The problem I don't how to do this.
On
Perhaps this works?
For any $f(x,y,z) \in \mathbb{C}[x,y,z]$, it seems clear that $$f(x,y,z)(x+y+z) \not\equiv x (\bmod \langle x^2,y^2,z^2 \rangle).$$ Therefore, $$x \notin \langle x^2,y^2,z^2,x+y+z \rangle.$$
So we have $$\langle x,y,z \rangle \supsetneq \langle x^2, y^2, z^2, x+y+z \rangle \supseteq I,$$ where $I$ is the ideal given by the problem statement.
On
To show your ideal is not maximal, I'll show that the set of common zeros of your ideal contains more than one point. Taking advantage of the symmetry of your ideal, we will look for solutions that even satisfy the extra condition $x+y+z=0.$ Then (using Newton's Identities and remember $e_1=x+y+z=0$) the first equation is $$x^2+y^2+z^2+x+y+z = p_2 + e_1 = p_2 = e_1^2 - 2e_2.$$
The next one is $$ x^5+y^5+z^5 + 2(x+y+z) = p_5 + 2e_1 = -5e_3e_2 $$ and the third is
$$ x^7+y^7+z^7 + 3(x+y+z) = p_7 + 3e_1 = c e_3 e_2^2$$ where $c$ is a non-zero constant.

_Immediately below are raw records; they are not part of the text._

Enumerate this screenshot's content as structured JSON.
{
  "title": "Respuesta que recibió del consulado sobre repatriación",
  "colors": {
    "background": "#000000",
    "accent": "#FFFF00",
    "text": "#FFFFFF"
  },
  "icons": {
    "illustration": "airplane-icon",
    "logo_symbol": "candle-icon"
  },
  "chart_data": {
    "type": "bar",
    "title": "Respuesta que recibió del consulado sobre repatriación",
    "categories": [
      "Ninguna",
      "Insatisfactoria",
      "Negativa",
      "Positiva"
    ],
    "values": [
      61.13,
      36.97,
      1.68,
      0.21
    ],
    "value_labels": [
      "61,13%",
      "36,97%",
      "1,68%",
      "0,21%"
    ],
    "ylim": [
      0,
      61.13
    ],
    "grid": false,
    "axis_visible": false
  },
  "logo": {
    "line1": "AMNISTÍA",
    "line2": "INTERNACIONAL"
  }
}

This system is satisfied if we further impose $e_2=0.$ Hence, any common solutions of $e_1=x+y+z=0$ and $e_2 = xy+yz+xz=0$ are in the set of common zeros of your ideal. It is easy to find solutions to this that aren't the trivial $(0,0,0)$ solution. For example, pick $x=1,$ so $y+z=-1$ and $y+yz+z =0,$ which easily solves for $y= \dfrac{-1}{2} - i \dfrac{\sqrt{3}}{2} \ , \ z = \dfrac{-1}{2} + i \dfrac{\sqrt{3}}{2}.$
Let $J=(x,y,z)$. We have $I+(x^2,y^2,z^2)=(x+y+z,x^2,y^2,z^2)\subsetneq J$ and then $I$ is not maximal because clearly $I\subseteq J$.